OpenAI has launched Atlas, a browser with ChatGPT built in, and it is something we at Honcho are watching closely. It blends familiar search with an assistant that sits alongside the page and helps you get answers without hopping between tabs.
What it does
Atlas aims to make search less of a click-around and more of a get-things-done flow. You open a page, ask a question in the sidebar, and it pulls out the bits that matter, compares sources, and drafts what you need. It can summarise long pages, pull quick facts, help you weigh up options with simple pros and cons, and in some cases take actions like filling forms. You can import your bookmarks and passwords, use many Chrome extensions, and choose how it remembers things with clear privacy controls.
Why I'm sceptical
Although I am sceptical of new AI releases, I can see the appeal. Comparing results is genuinely useful, especially for indecisive shoppers, since it can lay out pros and cons to help decisions. My concern is that adding another layer of automation could pull you away from the best part of online shopping, new brands you discover, good-value finds, styles you would not normally pick. As AI gets more integrated, you risk seeing only what you already want, not what you could like.
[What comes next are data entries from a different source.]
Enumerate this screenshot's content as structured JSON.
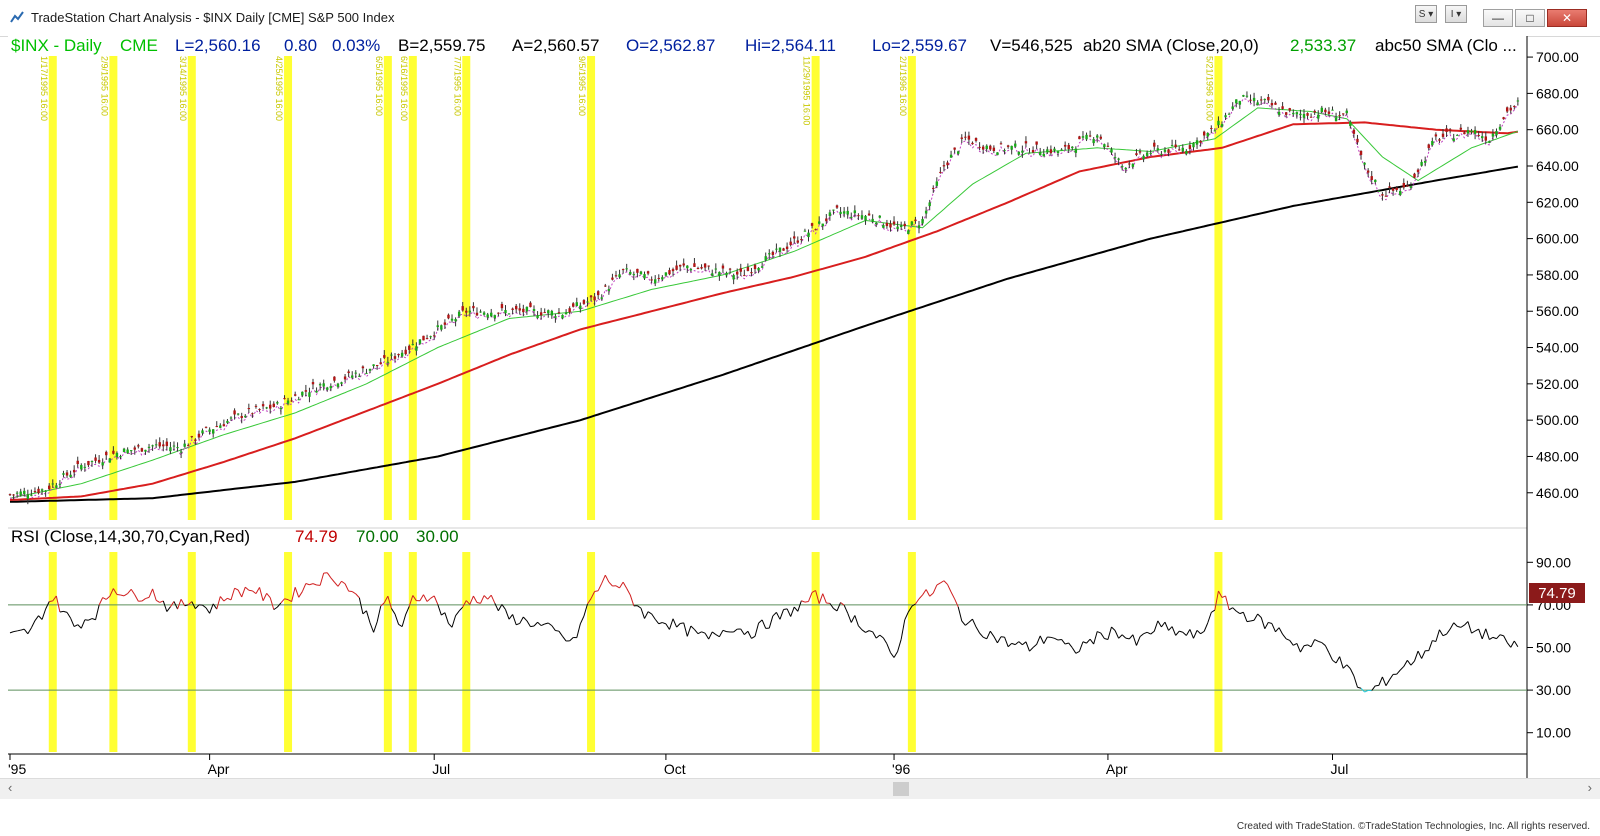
{
  "window": {
    "title": "TradeStation Chart Analysis - $INX Daily [CME] S&P 500 Index",
    "btn_s": "S ▾",
    "btn_i": "I ▾",
    "footer": "Created with TradeStation. ©TradeStation Technologies, Inc. All rights reserved."
  },
  "header": {
    "symbol": "$INX - Daily",
    "exchange": "CME",
    "last": "L=2,560.16",
    "change": "0.80",
    "change_pct": "0.03%",
    "bid": "B=2,559.75",
    "ask": "A=2,560.57",
    "open": "O=2,562.87",
    "high": "Hi=2,564.11",
    "low": "Lo=2,559.67",
    "volume": "V=546,525",
    "sma20_label": "ab20 SMA (Close,20,0)",
    "sma20_value": "2,533.37",
    "sma50_label": "abc50 SMA (Clo ...",
    "colors": {
      "symbol": "#00c000",
      "values": "#00209f",
      "black": "#000000",
      "green_val": "#00a000"
    }
  },
  "rsi_header": {
    "label": "RSI (Close,14,30,70,Cyan,Red)",
    "value": "74.79",
    "ob": "70.00",
    "os": "30.00",
    "badge": "74.79",
    "colors": {
      "value": "#c00000",
      "levels": "#007000",
      "badge_bg": "#8b1a1a"
    }
  },
  "chart_data": {
    "type": "line",
    "title": "$INX Daily [CME] S&P 500 Index",
    "x_ticks": [
      {
        "label": "'95",
        "i": 0
      },
      {
        "label": "Apr",
        "i": 56
      },
      {
        "label": "Jul",
        "i": 119
      },
      {
        "label": "Oct",
        "i": 184
      },
      {
        "label": "'96",
        "i": 248
      },
      {
        "label": "Apr",
        "i": 308
      },
      {
        "label": "Jul",
        "i": 371
      }
    ],
    "bars": 424,
    "price_axis": {
      "min": 445,
      "max": 705,
      "ticks": [
        460,
        480,
        500,
        520,
        540,
        560,
        580,
        600,
        620,
        640,
        660,
        680,
        700
      ],
      "tick_labels": [
        "460.00",
        "480.00",
        "500.00",
        "520.00",
        "540.00",
        "560.00",
        "580.00",
        "600.00",
        "620.00",
        "640.00",
        "660.00",
        "680.00",
        "700.00"
      ]
    },
    "rsi_axis": {
      "min": 0,
      "max": 100,
      "ticks": [
        10,
        30,
        50,
        70,
        90
      ],
      "tick_labels": [
        "10.00",
        "30.00",
        "50.00",
        "70.00",
        "90.00"
      ],
      "overbought": 70,
      "oversold": 30
    },
    "highlight_dates": [
      "1/17/1995 16:00",
      "2/9/1995 16:00",
      "3/14/1995 16:00",
      "4/25/1995 16:00",
      "6/5/1995 16:00",
      "6/16/1995 16:00",
      "7/7/1995 16:00",
      "9/5/1995 16:00",
      "11/29/1995 16:00",
      "2/1/1996 16:00",
      "5/21/1996 16:00"
    ],
    "highlight_bars": [
      12,
      29,
      51,
      78,
      106,
      113,
      128,
      163,
      226,
      253,
      339
    ],
    "close_anchors": [
      [
        0,
        459
      ],
      [
        10,
        462
      ],
      [
        20,
        475
      ],
      [
        30,
        482
      ],
      [
        40,
        486
      ],
      [
        48,
        485
      ],
      [
        55,
        494
      ],
      [
        65,
        503
      ],
      [
        75,
        508
      ],
      [
        85,
        518
      ],
      [
        95,
        524
      ],
      [
        105,
        532
      ],
      [
        112,
        540
      ],
      [
        120,
        550
      ],
      [
        128,
        560
      ],
      [
        135,
        560
      ],
      [
        145,
        560
      ],
      [
        155,
        559
      ],
      [
        165,
        568
      ],
      [
        172,
        582
      ],
      [
        180,
        578
      ],
      [
        190,
        585
      ],
      [
        205,
        580
      ],
      [
        215,
        592
      ],
      [
        225,
        605
      ],
      [
        232,
        615
      ],
      [
        242,
        612
      ],
      [
        250,
        605
      ],
      [
        256,
        610
      ],
      [
        262,
        640
      ],
      [
        268,
        655
      ],
      [
        275,
        650
      ],
      [
        285,
        650
      ],
      [
        295,
        648
      ],
      [
        305,
        658
      ],
      [
        312,
        640
      ],
      [
        320,
        648
      ],
      [
        330,
        650
      ],
      [
        338,
        660
      ],
      [
        345,
        677
      ],
      [
        352,
        675
      ],
      [
        360,
        668
      ],
      [
        368,
        670
      ],
      [
        375,
        668
      ],
      [
        380,
        640
      ],
      [
        385,
        625
      ],
      [
        392,
        628
      ],
      [
        400,
        655
      ],
      [
        410,
        660
      ],
      [
        415,
        655
      ],
      [
        420,
        670
      ],
      [
        430,
        685
      ],
      [
        440,
        690
      ],
      [
        445,
        692
      ]
    ],
    "sma20_anchors": [
      [
        0,
        457
      ],
      [
        20,
        465
      ],
      [
        40,
        478
      ],
      [
        60,
        492
      ],
      [
        80,
        504
      ],
      [
        100,
        520
      ],
      [
        120,
        540
      ],
      [
        140,
        556
      ],
      [
        160,
        560
      ],
      [
        180,
        572
      ],
      [
        200,
        580
      ],
      [
        220,
        593
      ],
      [
        240,
        610
      ],
      [
        256,
        606
      ],
      [
        270,
        630
      ],
      [
        285,
        647
      ],
      [
        305,
        650
      ],
      [
        320,
        648
      ],
      [
        338,
        655
      ],
      [
        350,
        672
      ],
      [
        365,
        670
      ],
      [
        375,
        666
      ],
      [
        385,
        645
      ],
      [
        395,
        632
      ],
      [
        410,
        650
      ],
      [
        430,
        664
      ],
      [
        445,
        678
      ]
    ],
    "sma50_anchors": [
      [
        0,
        456
      ],
      [
        20,
        458
      ],
      [
        40,
        465
      ],
      [
        60,
        477
      ],
      [
        80,
        490
      ],
      [
        100,
        505
      ],
      [
        120,
        520
      ],
      [
        140,
        536
      ],
      [
        160,
        550
      ],
      [
        180,
        560
      ],
      [
        200,
        570
      ],
      [
        220,
        579
      ],
      [
        240,
        590
      ],
      [
        260,
        604
      ],
      [
        280,
        620
      ],
      [
        300,
        637
      ],
      [
        320,
        645
      ],
      [
        340,
        650
      ],
      [
        360,
        663
      ],
      [
        380,
        664
      ],
      [
        400,
        660
      ],
      [
        420,
        658
      ],
      [
        445,
        666
      ]
    ],
    "sma200_anchors": [
      [
        0,
        455
      ],
      [
        40,
        457
      ],
      [
        80,
        466
      ],
      [
        120,
        480
      ],
      [
        160,
        500
      ],
      [
        200,
        525
      ],
      [
        240,
        552
      ],
      [
        280,
        578
      ],
      [
        320,
        600
      ],
      [
        360,
        618
      ],
      [
        400,
        632
      ],
      [
        445,
        647
      ]
    ],
    "rsi_anchors": [
      [
        0,
        55
      ],
      [
        6,
        58
      ],
      [
        12,
        74
      ],
      [
        18,
        60
      ],
      [
        24,
        66
      ],
      [
        29,
        78
      ],
      [
        35,
        74
      ],
      [
        40,
        76
      ],
      [
        45,
        68
      ],
      [
        51,
        72
      ],
      [
        56,
        68
      ],
      [
        62,
        75
      ],
      [
        68,
        78
      ],
      [
        74,
        70
      ],
      [
        78,
        73
      ],
      [
        84,
        80
      ],
      [
        90,
        84
      ],
      [
        96,
        77
      ],
      [
        102,
        60
      ],
      [
        106,
        73
      ],
      [
        110,
        58
      ],
      [
        113,
        73
      ],
      [
        118,
        75
      ],
      [
        124,
        60
      ],
      [
        128,
        72
      ],
      [
        134,
        74
      ],
      [
        140,
        64
      ],
      [
        146,
        62
      ],
      [
        152,
        58
      ],
      [
        158,
        52
      ],
      [
        163,
        73
      ],
      [
        167,
        82
      ],
      [
        172,
        78
      ],
      [
        178,
        66
      ],
      [
        184,
        62
      ],
      [
        190,
        58
      ],
      [
        196,
        54
      ],
      [
        202,
        60
      ],
      [
        208,
        57
      ],
      [
        214,
        63
      ],
      [
        220,
        68
      ],
      [
        226,
        74
      ],
      [
        232,
        70
      ],
      [
        238,
        62
      ],
      [
        244,
        54
      ],
      [
        248,
        45
      ],
      [
        253,
        72
      ],
      [
        258,
        75
      ],
      [
        262,
        81
      ],
      [
        268,
        62
      ],
      [
        274,
        57
      ],
      [
        280,
        52
      ],
      [
        286,
        50
      ],
      [
        292,
        56
      ],
      [
        298,
        48
      ],
      [
        304,
        54
      ],
      [
        310,
        58
      ],
      [
        316,
        52
      ],
      [
        322,
        60
      ],
      [
        328,
        57
      ],
      [
        334,
        55
      ],
      [
        339,
        74
      ],
      [
        344,
        67
      ],
      [
        350,
        63
      ],
      [
        356,
        58
      ],
      [
        362,
        50
      ],
      [
        368,
        52
      ],
      [
        372,
        45
      ],
      [
        376,
        38
      ],
      [
        380,
        28
      ],
      [
        384,
        32
      ],
      [
        390,
        40
      ],
      [
        396,
        47
      ],
      [
        402,
        58
      ],
      [
        408,
        60
      ],
      [
        414,
        56
      ],
      [
        420,
        52
      ],
      [
        424,
        50
      ],
      [
        428,
        62
      ],
      [
        434,
        70
      ],
      [
        440,
        72
      ],
      [
        445,
        75
      ]
    ]
  }
}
The data side is the bit that still worries me. A browser that remembers what you do is handy, but it also puts a lot of sensitive context in one place, and trust has to be earned. The questions are simple: who can see it, how long it is kept, and what happens if something goes wrong. Until there is independent scrutiny and sensible default limits, the fair position is to be cautious. I would treat Atlas’s memory as optional, keep personal and work separate, and expect clear logs, deletion that actually deletes, and plain English on retention. If those standards are met over time, confidence will grow, if not, the feature stays off.
Fin from our PPC team shares his thoughts on how this could change paid search.
“I think Atlas is a really interesting concept. It aims to refine and streamline the browsing process, but in doing so, it also removes a bit of what makes browsing...well, browsing. By tailoring searches to where and what you usually shop, it risks overlooking those moments when you’d actually buy from somewhere new.
That said, I’m curious to see how this could impact paid search. If Atlas can push more people toward products they’re genuinely likely to want or buy, it could mean fewer low-quality clicks and leads, resulting in less wasted ad spend on users who were only ever just browsing.”